Deep learning for automatic summarization
Deep learning technologies resulted to be very promising for this particular task, because they try to mimic the way human brain works, handling several levels of abstraction and non linearly transforming a certain input into a certain output (in this process the output of one layer becomes the input of the other layer and so on). Obviously more are the layers, more is the deepness. Deep neural networks are widely used in NLP problems because their architecture works well with the complex structure of the language, for example each layer can manage a different task and then hand in the output to the next layer.
Usually when you think of summarizing something you think of articles, reports, scientific papers…texts that are not overly lengthy.
But sometimes this is not the case and you have to deal with different kinds of texts: studies, thorough reports, even entire books…in this case you have to adopt a different strategy and in case choose when to use summarize in a traditional way or in a machine aided way.
Also, you should always keep in mind that summarizing is a very different activity from paraphrasing (state something using different words), so you should also understand – in the case of long texts – when to use summarize or when you rather want to paraphrase.
Long texts: paraphrasing or summarizing?
When you paraphrase, you state the same thing as you can find in the original text but using different words. You choose to paraphrase when the meaning of the text is as important as the wording, when you want to express the same thing but using a simpler, more direct language, or also when you want to insert that text into a longer text written in a different style.
Of course when you paraphrase you don’t want to shorten the text, but only to convey the same contents using different words. So it’s not something you can do when synthesis is important: that is when to use summarize.
The summary provides a brief outline of a text, a condensed version of it that does not result in a loss of relevant information.
It’s obvious that when you deal with long texts such as books you must choose to summarize. Let’s see how to summarize long texts and books.
Summarizing long texts: choosing a strategy
The main difficulty when you summarize long texts or books is to organize the information in an effective way. You may choose different strategies:
- Read the entire book or text, take notes while you do it and then try to sum it up in only one step writing a text that condenses the book’s contents in your own words
- Read chapter by chapter or paragraph by paragraph and do mini summaries of each one, then use this material to compose a general summary
- Read the book quickly to gather the most important idea or ideas the book is around to. Then draw a conceptual map for the various sections or chapters to show how they connect to the main idea. Use this material to put together your summary.
Remember that you don’t have to follow the same logical or chronological order of the book: you can start with the most important topic or idea and then go in further detail, or you could group topics, or you could follow any order (chronological, narrative, logical) that allows you to sum up the book or the text without loss of relevant information.
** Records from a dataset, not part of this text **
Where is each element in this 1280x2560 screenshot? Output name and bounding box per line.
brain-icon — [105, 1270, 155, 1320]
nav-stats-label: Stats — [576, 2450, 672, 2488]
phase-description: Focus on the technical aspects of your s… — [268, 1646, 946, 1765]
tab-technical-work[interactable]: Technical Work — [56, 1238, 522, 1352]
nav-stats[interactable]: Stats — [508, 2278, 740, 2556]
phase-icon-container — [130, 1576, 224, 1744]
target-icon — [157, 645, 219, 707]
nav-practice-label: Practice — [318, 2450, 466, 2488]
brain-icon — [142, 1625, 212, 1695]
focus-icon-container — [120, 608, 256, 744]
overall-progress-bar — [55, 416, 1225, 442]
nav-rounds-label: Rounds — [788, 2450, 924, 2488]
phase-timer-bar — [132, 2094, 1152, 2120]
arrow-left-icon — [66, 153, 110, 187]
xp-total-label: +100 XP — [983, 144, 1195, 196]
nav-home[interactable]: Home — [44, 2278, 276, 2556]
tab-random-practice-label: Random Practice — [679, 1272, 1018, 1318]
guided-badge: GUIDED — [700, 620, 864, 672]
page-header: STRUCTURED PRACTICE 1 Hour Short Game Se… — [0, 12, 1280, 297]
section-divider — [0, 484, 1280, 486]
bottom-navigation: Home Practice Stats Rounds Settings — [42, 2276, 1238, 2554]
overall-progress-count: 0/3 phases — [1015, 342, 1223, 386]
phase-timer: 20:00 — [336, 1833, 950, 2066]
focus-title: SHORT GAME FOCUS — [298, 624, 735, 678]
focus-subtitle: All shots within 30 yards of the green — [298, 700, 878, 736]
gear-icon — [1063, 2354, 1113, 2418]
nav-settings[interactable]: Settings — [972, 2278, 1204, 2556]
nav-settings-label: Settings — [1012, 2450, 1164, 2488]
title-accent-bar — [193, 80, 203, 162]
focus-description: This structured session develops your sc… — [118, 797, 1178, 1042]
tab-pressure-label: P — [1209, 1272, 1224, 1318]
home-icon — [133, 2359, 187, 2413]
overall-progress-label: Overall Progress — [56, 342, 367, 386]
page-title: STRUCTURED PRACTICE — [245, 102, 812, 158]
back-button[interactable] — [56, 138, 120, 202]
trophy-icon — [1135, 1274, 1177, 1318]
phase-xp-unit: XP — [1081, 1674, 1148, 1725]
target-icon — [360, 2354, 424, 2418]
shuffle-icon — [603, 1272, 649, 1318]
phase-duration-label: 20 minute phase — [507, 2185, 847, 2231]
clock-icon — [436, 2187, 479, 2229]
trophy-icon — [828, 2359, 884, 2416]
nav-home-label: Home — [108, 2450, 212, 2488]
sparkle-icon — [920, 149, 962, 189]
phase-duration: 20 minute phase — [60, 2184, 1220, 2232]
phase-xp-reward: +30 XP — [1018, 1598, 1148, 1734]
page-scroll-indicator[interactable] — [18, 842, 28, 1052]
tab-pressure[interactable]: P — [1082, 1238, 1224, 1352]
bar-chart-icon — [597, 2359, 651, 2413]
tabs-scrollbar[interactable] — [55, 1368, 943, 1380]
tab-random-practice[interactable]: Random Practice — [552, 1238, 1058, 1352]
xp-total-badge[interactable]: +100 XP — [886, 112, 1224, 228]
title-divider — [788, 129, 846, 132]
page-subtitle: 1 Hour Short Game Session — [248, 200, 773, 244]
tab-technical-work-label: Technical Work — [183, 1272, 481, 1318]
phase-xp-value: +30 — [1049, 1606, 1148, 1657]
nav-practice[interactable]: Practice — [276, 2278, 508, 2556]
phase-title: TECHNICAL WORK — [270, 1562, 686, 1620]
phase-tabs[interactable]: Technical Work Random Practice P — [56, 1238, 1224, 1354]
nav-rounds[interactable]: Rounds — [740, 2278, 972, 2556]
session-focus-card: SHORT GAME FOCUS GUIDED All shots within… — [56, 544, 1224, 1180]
Remember also that a summary is not a review: NEVER insert your ideas, personal opinions, or argumentations into a summary. A summary should be neutral and impartial.
Benefits of summarizing
But you could ask: is this work worth the effort? Why bother?
The reason why summarizing could be extremely useful for you and your business are several:
- It allows to go into the text’s subject matter and to fix ideas and concepts
- It helps you organize and clarify your ideas about the book and to structure your thinking
- If you sum up books or texts that others are interested into it could build an audience or readers and help you in building connections and expand your visibility
If you need to go fast…
As you can imagine, summarizing a long text or even worse a book is a cumbersome and time consuming task, that requires concentration and a considerable effort. If you have to summarize more than one book the situation is even more complicated. In that case you can avail yourself of the help of technology, and in particular of the most recent developments in natural language processing and machine learning.
Automatic summarizing is an area or research that has undergone incredible achievements in the last few years and from being able to deal only with short texts it is now mature for processing longer and longer pieces of writing, even entire books.
There are many different algorithms, based on diverse approaches; to summarize long texts at the moment the ones that perform better are based on the extractive approach (extracting the most relevant sentences from the text and then compiling a summary linking them together).